Financial gain remains the primary motivator for insiders, according to Verizon. Thirty-four percent of insider breaches are profit-driven, followed by espionage, which accounts for a quarter of insider breaches.

Monitoring Cybercriminal Channels

It’s unclear exactly how the NSA discovered its recent insider theft, so it’s hard to judge the extent of which the agency’s post-Snowden security reforms may have aided in identifying Martin’s alleged theft — or what lessons, if any, can be extrapolated to help protect other organizations.

In addition to monitoring employees and creating a positive corporate culture to minimize disgruntled employees, as Verizon suggested, organizations can also benefit from monitoring dark web markets and cybercriminal forums for any signs of yet-to-be detected breaches.

For example, SurfWatch Labs recently observed a user of a dark web forum claiming to have insider access at a money transfer company, and in June, Brian Krebs shared a screenshot of an insider at Guitar Center boasting that the fraud he or she was proposing would “have no way of coming back to me.”

“I currently have approvals and passwords that allow me to manually enter CC [credit cards] at the registers of Guitar Center, Bypassing the usual 3 code verify,” the insider wrote. “I also have physical access to the server room and I am looking to exploit this with the help of some seriously skilled people.”

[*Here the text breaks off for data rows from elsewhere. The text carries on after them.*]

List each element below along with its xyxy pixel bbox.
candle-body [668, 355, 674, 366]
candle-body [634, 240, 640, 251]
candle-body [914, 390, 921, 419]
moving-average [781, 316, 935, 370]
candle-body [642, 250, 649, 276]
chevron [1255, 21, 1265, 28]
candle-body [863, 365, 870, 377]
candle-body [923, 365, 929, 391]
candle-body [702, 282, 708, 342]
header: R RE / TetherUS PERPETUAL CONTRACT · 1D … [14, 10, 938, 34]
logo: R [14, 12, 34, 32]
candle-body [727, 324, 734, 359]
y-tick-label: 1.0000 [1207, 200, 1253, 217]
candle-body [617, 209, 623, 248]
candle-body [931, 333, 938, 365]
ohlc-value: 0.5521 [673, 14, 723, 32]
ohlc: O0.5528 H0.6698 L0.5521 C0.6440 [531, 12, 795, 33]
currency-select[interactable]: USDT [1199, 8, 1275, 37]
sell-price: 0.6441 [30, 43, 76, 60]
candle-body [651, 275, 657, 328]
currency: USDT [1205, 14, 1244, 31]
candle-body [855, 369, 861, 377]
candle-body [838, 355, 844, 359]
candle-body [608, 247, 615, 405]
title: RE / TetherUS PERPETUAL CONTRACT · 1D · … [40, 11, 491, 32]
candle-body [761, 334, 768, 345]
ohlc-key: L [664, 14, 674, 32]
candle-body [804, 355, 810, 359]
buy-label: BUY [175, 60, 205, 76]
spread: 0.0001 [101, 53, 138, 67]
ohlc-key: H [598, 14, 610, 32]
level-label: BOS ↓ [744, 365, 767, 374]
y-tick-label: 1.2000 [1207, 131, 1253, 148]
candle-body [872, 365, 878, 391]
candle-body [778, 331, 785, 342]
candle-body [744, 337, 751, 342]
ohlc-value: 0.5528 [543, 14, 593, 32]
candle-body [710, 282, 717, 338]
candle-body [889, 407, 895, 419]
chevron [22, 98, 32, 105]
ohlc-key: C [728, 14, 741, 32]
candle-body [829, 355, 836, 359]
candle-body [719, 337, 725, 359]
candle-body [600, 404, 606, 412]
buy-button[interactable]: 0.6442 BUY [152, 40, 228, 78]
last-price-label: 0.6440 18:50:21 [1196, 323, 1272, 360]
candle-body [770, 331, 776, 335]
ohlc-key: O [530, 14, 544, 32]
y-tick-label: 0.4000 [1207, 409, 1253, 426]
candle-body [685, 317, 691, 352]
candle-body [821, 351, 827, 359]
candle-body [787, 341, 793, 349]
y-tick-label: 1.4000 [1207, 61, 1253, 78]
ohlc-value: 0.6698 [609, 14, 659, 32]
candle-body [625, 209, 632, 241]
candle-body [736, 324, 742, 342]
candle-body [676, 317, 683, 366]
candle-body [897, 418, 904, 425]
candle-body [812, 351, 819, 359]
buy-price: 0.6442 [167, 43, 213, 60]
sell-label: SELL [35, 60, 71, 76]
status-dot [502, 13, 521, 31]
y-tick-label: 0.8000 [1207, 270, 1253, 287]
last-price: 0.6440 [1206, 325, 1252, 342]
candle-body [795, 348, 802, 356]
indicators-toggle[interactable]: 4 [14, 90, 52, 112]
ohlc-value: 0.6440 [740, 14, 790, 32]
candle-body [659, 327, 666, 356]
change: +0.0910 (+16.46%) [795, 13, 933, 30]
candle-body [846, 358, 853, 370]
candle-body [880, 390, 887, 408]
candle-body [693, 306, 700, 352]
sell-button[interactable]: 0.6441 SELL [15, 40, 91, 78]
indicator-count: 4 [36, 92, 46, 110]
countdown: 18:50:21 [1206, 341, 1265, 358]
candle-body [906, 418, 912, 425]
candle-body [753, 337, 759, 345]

The fact that a disgruntled employee or contractor can go unnoticed, in many cases for years, while monetizing stolen information via anonymous cryptocurrencies is a scary thought for many organizations, particularly since a significant percentage of insider attacks are carried by low-level employees.

“When their roles were classified in the incident, almost one third [of insiders] were found to be end users who have access to sensitive data as a requirement to do their jobs,” Verizon noted. “Only a small percentage (14%) are in leadership roles (executive or other management), or in roles with elevated access privilege jobs such as system administrators or developers (14%). The moral of this story is to worry less about job titles and more about the level of access that every Joe or Jane has (and your ability to monitor them).”

Monitoring for insider threats, either within an organization or via external sites, may not stop a breach that has already happened, but it can help to shorten the discovery so that it is not going on for years, as is often the case.